즉 Stop-the-World 는 GC가 실행되기 전에 모든 Java 스레드를 safepoint에서 블록시킨 상태를 말합니다. JNI 네이티브 코드는 handle만 쓰므로 계속 돌 수 있지만, handle 내용을 건드리려 하면 역시 블록됩니다. GC의 성능은 대부분 “STW 구간을 얼마나 짧게 하느냐” 로 판가름 납니다.

추가 참고: OpenJDK HotSpot Runtime Overview 는 VM 전체 런타임 구조에서 safepoint의 쓰임새를 설명합니다(VM 종료 시 “Stop VM thread, it will bring the remaining VM to a safepoint” 등).

3. HotSpot이 제공하는 Collector 목록 (JDK 17)

Oracle JDK 17 공식 문서 “Available Collectors” 에서 명시된 것만 정리합니다.

Collector	Flag	성격	목적	Oracle JDK 17 포함 여부
Serial GC	`-XX:+UseSerialGC`	싱글스레드 STW	작은 데이터셋 / 단일 CPU	O
Parallel GC	`-XX:+UseParallelGC`	멀티스레드 STW	throughput 최대화	O
G1 GC	`-XX:+UseG1GC`	mostly concurrent	pause time 예측성 (default)	O
Z GC	`-XX:+UseZGC`	fully concurrent	초저지연 (수 ms)	O (JDK 15부터 production)
Shenandoah	`-XX:+UseShenandoahGC`	fully concurrent	힙 크기와 무관한 pause	X (Oracle JDK 빌드는 미포함)

JDK 17에서 default는 G1입니다. Oracle 문서: “G1 is selected by default on most hardware and operating system configurations” (Oracle JDK 17 — Available Collectors)

G1이 default가 된 것은 JDK 9부터이고, 그 근거는 OpenJDK JEP 248 — Make G1 the Default Garbage Collector입니다. 이전(JDK 8 이하)의 default는 Parallel GC였습니다.

참고: JEP 523은 JDK 25를 타깃으로 “G1을 모든 환경(클라이언트 포함)에서 default로” 확정하려는 제안입니다. (OpenJDK JEP 523)

3-1. Shenandoah는 Oracle JDK에 들어있지 않습니다 (중요)

Shenandoah는 OpenJDK 상류(upstream)에는 포함되어 있지만 Oracle이 배포하는 Oracle JDK 빌드에서는 빌드 시 제외됩니다. 즉:

Oracle JDK 17 설치 후 -XX:+UseShenandoahGC 를 주면 실행 실패합니다.
Shenandoah를 쓰려면 Red Hat build of OpenJDK, Eclipse Temurin, Azul Zulu, Amazon Corretto 등 OpenJDK 기반 배포판을 써야 합니다.

Shenandoah의 상태 관련 JEP:

Elasticsearch는 기본 번들 JDK로 Eclipse Temurin 계열 OpenJDK를 포함하기 때문에 Shenandoah 사용이 이론상 가능하지만, 운영 권장 GC는 여전히 G1이며 Shenandoah/ZGC는 특수 상황용입니다.

4. 주요 Collector 상세

4-1. Serial GC

“The serial collector uses a single thread to perform all garbage collection work, which makes it relatively efficient because there is no communication overhead between threads.” — Oracle JDK 17 — Available Collectors

싱글스레드 STW.
Young은 복사, Old는 mark-sweep-compact.
작은 힙(~100MB)이나 컨테이너/단일 CPU 환경에서 의미가 있습니다. Elasticsearch에서는 쓸 일이 거의 없습니다.

4-2. Parallel GC (Throughput Collector)

“The parallel collector is also known as throughput collector, it’s a generational collector similar to the serial collector.

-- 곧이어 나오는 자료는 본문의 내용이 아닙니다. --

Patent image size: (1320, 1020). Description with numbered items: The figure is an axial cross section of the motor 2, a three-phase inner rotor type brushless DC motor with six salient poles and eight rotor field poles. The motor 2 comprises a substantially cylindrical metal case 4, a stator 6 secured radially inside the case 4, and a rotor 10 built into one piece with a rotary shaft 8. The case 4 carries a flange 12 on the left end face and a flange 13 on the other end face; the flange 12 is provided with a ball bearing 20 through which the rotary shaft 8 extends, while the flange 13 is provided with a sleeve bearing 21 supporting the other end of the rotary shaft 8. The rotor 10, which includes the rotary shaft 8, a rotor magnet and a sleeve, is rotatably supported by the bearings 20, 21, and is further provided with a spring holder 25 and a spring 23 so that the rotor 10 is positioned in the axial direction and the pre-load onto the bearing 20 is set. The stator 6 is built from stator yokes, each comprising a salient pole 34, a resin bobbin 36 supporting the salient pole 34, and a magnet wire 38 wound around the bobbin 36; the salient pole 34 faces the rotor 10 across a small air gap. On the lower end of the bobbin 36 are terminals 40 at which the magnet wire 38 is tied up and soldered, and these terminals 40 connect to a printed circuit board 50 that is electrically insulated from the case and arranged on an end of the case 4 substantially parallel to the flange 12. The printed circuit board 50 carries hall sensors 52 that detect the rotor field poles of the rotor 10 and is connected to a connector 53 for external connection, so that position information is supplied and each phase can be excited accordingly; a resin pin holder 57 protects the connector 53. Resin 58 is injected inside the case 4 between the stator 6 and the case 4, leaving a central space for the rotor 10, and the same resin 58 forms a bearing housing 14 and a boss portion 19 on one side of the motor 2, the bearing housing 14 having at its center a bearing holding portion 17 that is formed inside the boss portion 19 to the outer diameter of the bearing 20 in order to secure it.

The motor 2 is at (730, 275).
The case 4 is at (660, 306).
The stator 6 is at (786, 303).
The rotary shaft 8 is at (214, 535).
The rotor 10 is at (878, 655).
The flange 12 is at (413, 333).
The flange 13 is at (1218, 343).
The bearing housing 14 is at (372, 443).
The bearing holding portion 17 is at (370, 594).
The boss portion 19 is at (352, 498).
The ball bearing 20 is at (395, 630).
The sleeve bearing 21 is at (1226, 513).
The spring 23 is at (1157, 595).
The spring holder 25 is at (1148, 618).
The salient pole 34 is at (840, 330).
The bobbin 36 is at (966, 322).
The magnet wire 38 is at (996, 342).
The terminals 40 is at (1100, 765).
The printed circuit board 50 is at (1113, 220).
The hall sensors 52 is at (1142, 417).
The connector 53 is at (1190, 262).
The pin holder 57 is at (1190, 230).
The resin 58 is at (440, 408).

The primary difference between the serial and parallel collectors is that the parallel collector has multiple threads that are used to speed up garbage collection.” — Oracle JDK 17 — Available Collectors

여러 스레드로 Young/Old 모두 병렬 STW.
throughput(단위시간 대비 application 실행 비율)이 목적. pause time은 길 수 있음.
배치·오프라인 처리에 적합. 검색엔진(실시간 쿼리)에는 부적합.

4-3. G1 GC (Garbage-First): JDK 17 default

G1은 가장 중요한 collector이므로 Oracle 공식 문서 “Garbage-First (G1) Garbage Collector”의 정의를 그대로 인용합니다.

구조

“G1 partitions the heap into a set of equally sized heap regions, each a contiguous range of virtual memory.”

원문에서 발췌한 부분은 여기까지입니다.